Bilindiği üzere mülkiyet hakkı Anayasamızın 35. maddesinde, kamu vergisel yükümlülükleri ise “vergi ödevi” başlığı altında; Anayasa’mızın 73. maddesinde “Herkes, kamu giderlerini karşılamak üzere, mali gücüne göre, vergi ödemekle yükümlüdür.
Vergi yükünün adaletli ve dengeli dağılımı, maliye politikasının sosyal amacıdır” şeklinde düzenlenmiştir.
Anayasamıza göre vergisel yükümlülük herkesin mali gücü yani kazancıyla orantılı ve adil olmalı ve dengeli bir vergi yükü dağıtımı olmalıdır. Ülkemizde tüm bu yasal düzenlemelere rağmen gayri adil bir vergi sistemi ile ağırlık olarak toplumun tüm kesimlerinden alınan ve toplam vergi tahsilatının %75 civarına tekabül eden dolaylı vergilendirme ile vergi tahsilatı yapılmaktadır.

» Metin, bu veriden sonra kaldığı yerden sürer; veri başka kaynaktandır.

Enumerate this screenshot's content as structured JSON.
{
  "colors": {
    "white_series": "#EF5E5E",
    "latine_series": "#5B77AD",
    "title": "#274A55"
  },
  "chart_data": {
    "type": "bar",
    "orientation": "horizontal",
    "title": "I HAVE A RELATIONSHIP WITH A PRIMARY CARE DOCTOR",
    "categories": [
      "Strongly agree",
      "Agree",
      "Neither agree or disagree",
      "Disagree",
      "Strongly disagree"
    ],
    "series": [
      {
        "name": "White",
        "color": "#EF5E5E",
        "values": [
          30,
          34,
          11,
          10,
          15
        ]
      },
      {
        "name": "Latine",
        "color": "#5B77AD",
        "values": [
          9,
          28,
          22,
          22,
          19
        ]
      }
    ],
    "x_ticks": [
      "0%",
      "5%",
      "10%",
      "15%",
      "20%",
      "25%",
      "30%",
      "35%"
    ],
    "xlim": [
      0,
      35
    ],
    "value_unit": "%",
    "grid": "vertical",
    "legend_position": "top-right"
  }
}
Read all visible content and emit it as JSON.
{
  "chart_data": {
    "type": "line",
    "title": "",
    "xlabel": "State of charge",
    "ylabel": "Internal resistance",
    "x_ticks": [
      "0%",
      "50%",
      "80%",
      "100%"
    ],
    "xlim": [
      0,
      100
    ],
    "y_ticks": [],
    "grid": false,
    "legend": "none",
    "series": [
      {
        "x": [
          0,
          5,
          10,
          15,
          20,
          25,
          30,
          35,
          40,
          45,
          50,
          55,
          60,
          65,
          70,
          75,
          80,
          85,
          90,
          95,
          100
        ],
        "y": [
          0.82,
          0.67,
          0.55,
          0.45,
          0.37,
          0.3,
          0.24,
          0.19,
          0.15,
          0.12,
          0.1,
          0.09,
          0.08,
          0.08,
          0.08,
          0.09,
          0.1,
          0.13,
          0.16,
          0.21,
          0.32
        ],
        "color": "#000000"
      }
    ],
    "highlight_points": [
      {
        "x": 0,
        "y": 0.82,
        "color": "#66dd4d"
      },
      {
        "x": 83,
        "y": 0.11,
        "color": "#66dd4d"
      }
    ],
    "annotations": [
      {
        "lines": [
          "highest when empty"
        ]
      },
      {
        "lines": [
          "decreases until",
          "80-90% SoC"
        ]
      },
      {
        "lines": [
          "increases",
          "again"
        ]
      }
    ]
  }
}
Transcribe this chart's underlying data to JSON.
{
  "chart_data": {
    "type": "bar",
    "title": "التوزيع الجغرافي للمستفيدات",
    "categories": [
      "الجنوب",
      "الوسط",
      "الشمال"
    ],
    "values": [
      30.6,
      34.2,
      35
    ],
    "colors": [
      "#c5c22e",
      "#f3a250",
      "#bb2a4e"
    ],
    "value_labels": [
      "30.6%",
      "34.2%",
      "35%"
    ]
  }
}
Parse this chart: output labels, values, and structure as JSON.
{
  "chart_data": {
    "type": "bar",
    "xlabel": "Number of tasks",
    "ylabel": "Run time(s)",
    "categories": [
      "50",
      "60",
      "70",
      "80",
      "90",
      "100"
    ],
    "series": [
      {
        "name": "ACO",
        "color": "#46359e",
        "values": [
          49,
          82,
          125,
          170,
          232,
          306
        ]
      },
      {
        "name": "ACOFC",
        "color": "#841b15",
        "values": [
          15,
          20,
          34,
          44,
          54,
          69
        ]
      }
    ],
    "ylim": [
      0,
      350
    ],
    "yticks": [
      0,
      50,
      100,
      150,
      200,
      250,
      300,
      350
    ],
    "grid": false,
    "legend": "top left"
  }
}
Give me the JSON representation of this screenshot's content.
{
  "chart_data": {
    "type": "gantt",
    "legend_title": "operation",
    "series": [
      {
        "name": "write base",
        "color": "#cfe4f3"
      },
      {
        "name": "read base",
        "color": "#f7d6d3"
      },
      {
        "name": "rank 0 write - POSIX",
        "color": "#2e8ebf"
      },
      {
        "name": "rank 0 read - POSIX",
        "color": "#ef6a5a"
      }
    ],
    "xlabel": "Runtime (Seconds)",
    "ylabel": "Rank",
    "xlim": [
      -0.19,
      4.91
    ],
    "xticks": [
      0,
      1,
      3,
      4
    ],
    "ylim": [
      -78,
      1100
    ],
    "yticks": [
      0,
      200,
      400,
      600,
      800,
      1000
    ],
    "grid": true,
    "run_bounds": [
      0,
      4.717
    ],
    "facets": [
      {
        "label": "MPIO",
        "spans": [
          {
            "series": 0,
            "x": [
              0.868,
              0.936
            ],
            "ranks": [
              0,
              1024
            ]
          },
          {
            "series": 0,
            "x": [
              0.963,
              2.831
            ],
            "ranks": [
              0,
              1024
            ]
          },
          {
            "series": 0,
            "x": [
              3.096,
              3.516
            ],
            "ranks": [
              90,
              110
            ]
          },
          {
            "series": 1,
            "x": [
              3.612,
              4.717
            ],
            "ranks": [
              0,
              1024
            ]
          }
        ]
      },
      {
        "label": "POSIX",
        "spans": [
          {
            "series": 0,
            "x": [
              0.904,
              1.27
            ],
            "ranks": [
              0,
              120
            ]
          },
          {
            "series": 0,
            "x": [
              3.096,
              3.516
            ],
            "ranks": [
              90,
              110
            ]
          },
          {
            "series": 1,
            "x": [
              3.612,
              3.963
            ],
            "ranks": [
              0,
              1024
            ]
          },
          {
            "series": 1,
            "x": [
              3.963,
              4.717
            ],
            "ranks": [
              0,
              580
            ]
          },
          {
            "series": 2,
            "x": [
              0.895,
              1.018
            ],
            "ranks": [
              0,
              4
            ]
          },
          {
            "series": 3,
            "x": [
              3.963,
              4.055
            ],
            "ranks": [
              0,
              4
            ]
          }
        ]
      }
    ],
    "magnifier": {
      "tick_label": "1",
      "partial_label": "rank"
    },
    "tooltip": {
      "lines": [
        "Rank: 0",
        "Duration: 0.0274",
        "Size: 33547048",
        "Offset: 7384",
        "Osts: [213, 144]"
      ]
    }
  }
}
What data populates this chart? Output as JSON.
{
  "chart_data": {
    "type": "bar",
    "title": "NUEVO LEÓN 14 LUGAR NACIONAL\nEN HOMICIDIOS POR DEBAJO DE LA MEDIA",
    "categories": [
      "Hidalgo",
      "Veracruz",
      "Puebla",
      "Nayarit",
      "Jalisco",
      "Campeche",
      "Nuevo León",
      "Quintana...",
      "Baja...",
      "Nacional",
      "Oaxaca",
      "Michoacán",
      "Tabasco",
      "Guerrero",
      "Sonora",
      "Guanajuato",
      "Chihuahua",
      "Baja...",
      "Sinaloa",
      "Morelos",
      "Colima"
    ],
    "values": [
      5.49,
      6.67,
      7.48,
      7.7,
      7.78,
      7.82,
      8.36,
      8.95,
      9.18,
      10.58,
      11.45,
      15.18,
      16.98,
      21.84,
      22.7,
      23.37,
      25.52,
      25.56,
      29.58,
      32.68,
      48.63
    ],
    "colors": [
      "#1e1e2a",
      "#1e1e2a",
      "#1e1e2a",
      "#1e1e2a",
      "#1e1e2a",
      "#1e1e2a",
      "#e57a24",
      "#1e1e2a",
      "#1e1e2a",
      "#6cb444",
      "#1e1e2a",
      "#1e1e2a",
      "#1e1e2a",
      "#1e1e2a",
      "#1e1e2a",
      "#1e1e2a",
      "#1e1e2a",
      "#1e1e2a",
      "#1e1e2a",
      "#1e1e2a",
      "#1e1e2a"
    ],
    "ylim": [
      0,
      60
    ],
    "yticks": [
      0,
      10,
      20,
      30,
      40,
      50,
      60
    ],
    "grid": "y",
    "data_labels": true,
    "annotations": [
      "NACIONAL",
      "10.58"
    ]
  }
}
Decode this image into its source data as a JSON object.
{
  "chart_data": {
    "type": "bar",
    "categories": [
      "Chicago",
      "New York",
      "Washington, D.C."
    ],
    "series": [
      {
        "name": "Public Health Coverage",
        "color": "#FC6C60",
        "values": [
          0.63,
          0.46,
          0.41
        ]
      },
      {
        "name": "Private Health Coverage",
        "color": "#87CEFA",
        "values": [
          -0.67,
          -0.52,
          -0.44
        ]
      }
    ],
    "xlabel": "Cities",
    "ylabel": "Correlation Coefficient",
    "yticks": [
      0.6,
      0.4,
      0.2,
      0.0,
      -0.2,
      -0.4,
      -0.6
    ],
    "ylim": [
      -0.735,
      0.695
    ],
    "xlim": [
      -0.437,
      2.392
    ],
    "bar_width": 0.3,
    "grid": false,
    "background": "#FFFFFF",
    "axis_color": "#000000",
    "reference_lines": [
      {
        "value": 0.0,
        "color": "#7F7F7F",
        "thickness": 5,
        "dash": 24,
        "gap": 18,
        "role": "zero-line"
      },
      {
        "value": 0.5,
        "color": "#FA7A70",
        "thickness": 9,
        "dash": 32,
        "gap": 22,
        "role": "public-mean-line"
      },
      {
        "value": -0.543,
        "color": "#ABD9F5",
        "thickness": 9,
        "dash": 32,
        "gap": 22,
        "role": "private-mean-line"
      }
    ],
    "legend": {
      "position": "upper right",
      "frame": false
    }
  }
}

Son günlerde kamuoyuna yansıyan vergi yasası taslağına göre bundan 25 sene önce adil olmadığı için vazgeçilmiş olan; kazanılmamış varsayımsal kazançlar üzerinden asgari standart vergi ve bu varsayımsal kazançlar üzerinden tahakkuk edilecek vergiyi peşin almaya yönelik düzenlemeler, genel tüketim üzerinden zengin fakir ayrımı gözetmeden alınan dolaylı vergilerin artışı veya aynen devamı, anayasanın 10 md. sine rağmen engelli vatandaşlar aleyhine düzenlemeler, seyahat özgürlüğü ortadan kaldıracak seviyede 20 kata kadar artırım içeren harç düzenlemeleri vb gibi başlıklar kamuoyuna yansımıştır.
Bilindiği üzere zaten tüm tüketim üzerinden alınan ve bazen malın kendi değerinin çok üzerinde ve sürekli artan oranları %8 ile %220 oranındaki ÖTV , %20 KDV gibi dolaylı vergilerle zaten % 40 üst oranına ulaşmış gelir ve kurumlar vergisi hakkında bir iyileştirmeye gitmeden bir de bunlar üzerine kamusal açıklara kaynak sağlama adına “reform maskesi” adı altında getirilmeye çalışılan yeni vergiler reform değil savaş zamanlarında bile en son tercih edilen yöntemlerle vatandaştan devlet zoruyla para toplamak hatta tabiri caizse müsadere yöntemidir. Bu yöntemler daha önce de denenmiş ve sonuç olarak kayıt dışılığı daha da arttırmış arkaik vergi yöntemleridir. Yapılması gereken tüm sistemi kayıt içine alarak vergi oranlarını makul ve adil seviyelerde tutmak ve gelişmiş ülkelerde olduğu gibi dolaylı vergileri %75’ten %25 seviyelerine çekmektir.
Tüm bu sebeplerle kamu kaynaklarının hukuka aykırı ve yerinde olmayan yöntemlerle tüketilmesi sonucunda bunu karşılamak için, Anayasanın 119.maddesine göre ağır ekonomik bunalım hali sonucu ilan edilecek olağanüstü hal durumu ilan etmişcesine, Anayasa’ya aykırı ağırlıkta, mülkiyet hakkının ihlali sonucunu doğuracak aşırı ve adil olmayan bir vergilendirme yapılmasını kabul edilemez buluyor buna ilişkin düzenlemelerin karşısında olup tüm yasal yollara da başvuracağımızı kamuoyunun bilgisine sunuyoruz.